In einer Untersuchung haben Astronomen rund 2,5 Millionen solcher aktiven
supermassereichen Schwarze Löcher in den WISE-Daten aufgespürt. Sie sind teils
so weit von uns entfernt, dass ihr Licht rund 10 Milliarden Jahre gebraucht hat,
um uns zu erreichen. Rund zwei Drittel dieser Objekte waren den Astronomen
bislang unbekannt, da ihre Strahlung im sichtbaren Bereich des Lichts von
dichten Staubwolken verschluckt wird. Ihre Strahlung heizt allerdings diese
Staubwolken auf, so dass sie von WISE im Infraroten detektiert werden können.

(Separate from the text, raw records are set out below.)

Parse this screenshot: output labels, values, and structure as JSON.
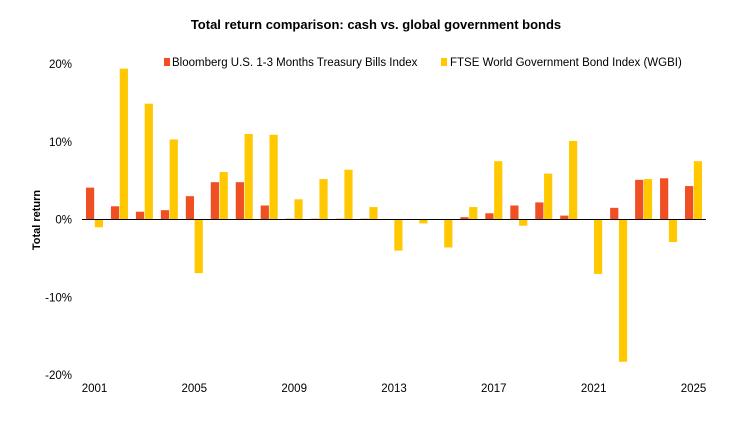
{
  "chart_data": {
    "type": "bar",
    "title": "Total return comparison: cash vs. global government bonds",
    "ylabel": "Total return",
    "xlabel": "",
    "ylim": [
      -20,
      20
    ],
    "y_ticks": [
      "20%",
      "10%",
      "0%",
      "-10%",
      "-20%"
    ],
    "x_tick_labels": [
      "2001",
      "2005",
      "2009",
      "2013",
      "2017",
      "2021",
      "2025"
    ],
    "legend_position": "top",
    "grid": false,
    "categories": [
      "2001",
      "2002",
      "2003",
      "2004",
      "2005",
      "2006",
      "2007",
      "2008",
      "2009",
      "2010",
      "2011",
      "2012",
      "2013",
      "2014",
      "2015",
      "2016",
      "2017",
      "2018",
      "2019",
      "2020",
      "2021",
      "2022",
      "2023",
      "2024",
      "2025"
    ],
    "series": [
      {
        "name": "Bloomberg U.S. 1-3 Months Treasury Bills Index",
        "color": "#f04e23",
        "values": [
          4.1,
          1.7,
          1.0,
          1.2,
          3.0,
          4.8,
          4.8,
          1.8,
          0.1,
          0.1,
          0.1,
          0.1,
          0.0,
          0.0,
          0.0,
          0.3,
          0.8,
          1.8,
          2.2,
          0.5,
          0.0,
          1.5,
          5.1,
          5.3,
          4.3
        ]
      },
      {
        "name": "FTSE World Government Bond Index (WGBI)",
        "color": "#ffc800",
        "values": [
          -1.0,
          19.4,
          14.9,
          10.3,
          -6.9,
          6.1,
          11.0,
          10.9,
          2.6,
          5.2,
          6.4,
          1.6,
          -4.0,
          -0.5,
          -3.6,
          1.6,
          7.5,
          -0.8,
          5.9,
          10.1,
          -7.0,
          -18.3,
          5.2,
          -2.9,
          7.5
        ]
      }
    ]
  }
}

"Wir haben die Schwarzen Löcher in die Ecke gedrängt", freut sich Daniel
Stern vom Jet Propulsion Laboratory der NASA, der Hauptautor der Studie
über die Schwarzen Löcher ist. Er ist gleichzeitig Projektwissenschaftler der
neuen NASA-Mission Nuclear Spectroscopic Telescope Array (NuSTAR), die
im Juni gestartet wurde und speziell Schwarze Löcher untersuchen soll (astronews.com
berichtete). "WISE findet sie überall am Himmel und mit NuSTAR können wir
sie dann erstmals im hochenergetischen Röntgenbereich beobachten und
herausfinden, wie sie wachsen."
In zwei anderen, auch gestern vorgestellten Studien berichten Astronomen von
der Entdeckung von bislang etwa 1.000 Objekten, die wohl zu den hellsten
Galaxien überhaupt zählen dürften. Ihre Leuchtkraft ist mehr als 100 Billionen
Mal höher als die unserer Sonne, sie sind allerdings so sehr von Staub
eingehüllt, dass sie sich nur in den längsten Infrarotwellenlängen von WISE
beobachten lassen.
Untersuchungen mit dem Infrarot-Weltraumteleskop Spitzer haben
gezeigt, dass diese weit entfernten Objekte nicht nur über ein aktives
supermassereiches Schwarzes Loch in ihrem Zentrum verfügen, sondern dass in
ihnen auch unzählige neue Sterne entstehen. Die Astronomen bezeichnen diese
Galaxien als hot dust-obscured galaxies, also heiße, von Staub
verdeckte Galaxien - kurz "hot DOGs".
Inzwischen haben die Astronomen weitere Beobachtungen mit mehreren optischen
Teleskopen von der Erde und auch im Submillimeter-Bereich gemacht. Die hot
DOGs scheinen danach tatsächlich mehr als doppelt so heiß wie andere
Galaxien zu sein, die auch sehr hell im Infraroten leuchten. Nach Ansicht der
Wissenschaftler könnte es sich bei diesen Objekten um Galaxien handeln, die sich
in einer bislang unbekannten und nur sehr kurzen Phase der Galaxienentwicklung
befinden.
Die neuen Ergebnisse sind in insgesamt drei Fachartikeln beschrieben, die
alle im Astrophysical Journal erscheinen.